In a city without any call to prayer, she woke every morning at dawn to the sound of a dove flapping its wings. She knew when it was time for prayer from the gust that rose up out of the silence, a dawn presence, which pulled her out of her deepest sleep. She knew he was coming. The man who loved her started his motorcycle in a faraway courtyard, startling the pigeons that took to the air to circle the length of her narrow alley, like a wave that pierced her and settled in the back of her neck, causing her entire body to quake in anticipation.

Getting There

AL-GHATAFANI WARNED US THAT we would be passing through hell and then suddenly we were being led into the southern simoom wind. The wind dug the sand out from beneath our feet and erected graves above our heads that reached the sky.

The look in al-Ghatafani’s eyes told me that he’d survived all those nightmares only to fall into my trap. It frightened me.

“Wherever they take us, let’s pretend that we’re brother and sister.” He closed his eyes in assent. The oases of the Hanifa tribe lay before us.

We made camp there, and for the first time since we’d set off, the hush of night combined with the exhaustion of hunger, thirst, and desperation knocked us out. We slept as if we were dead. I lay there until I was pulled back by a brutish growling and gurgling, and found the giants sitting in a circle, chewing on camel meat, tearing the limbs and the sandy insides to pieces. It was like they lived off sand. All around us the sand smelled of the previous night’s light rains, and the camels grazed on Eve plants, which had sprouted overnight like green spikes on the dunes. I realized that we had finally left hunger behind us and were now making our way through the heart of the Najd oases.

I LAY AWAKE, IMAGINING THE abyss we’d left behind. The only thing holding me was al-Ghatafani’s night-sculpted, wind-chiseled body lying beside me.
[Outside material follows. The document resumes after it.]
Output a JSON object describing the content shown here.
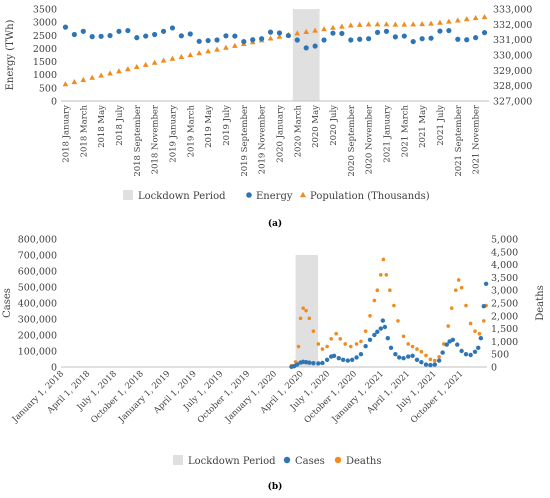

I could hear wolves howling inside me, or out in the desert around us, demanding a drink of his blood. When I got up at dawn, he was standing, facing away from me, stroking his camel’s neck. I felt that persistent movement between my ribs. As I drew nearer to him, passionate dawn and the waking universe rose up inside of me. I interfered with his finely honed senses and ability to read the weather or the scent of a place. He was defenseless. He trembled like a slaughtered sand grouse when my body touched his, but he knew to surrender. Our careful calculations, the cause of our people, our mission were all betrayed because of a wolf’s howl. I heard my father Ka’b’s warning: “Choose the best lineage for us so that we may be resurrected!” and was suddenly terrified at what I’d got myself into. I pulled away. He could tell I meant it, so he kept his distance.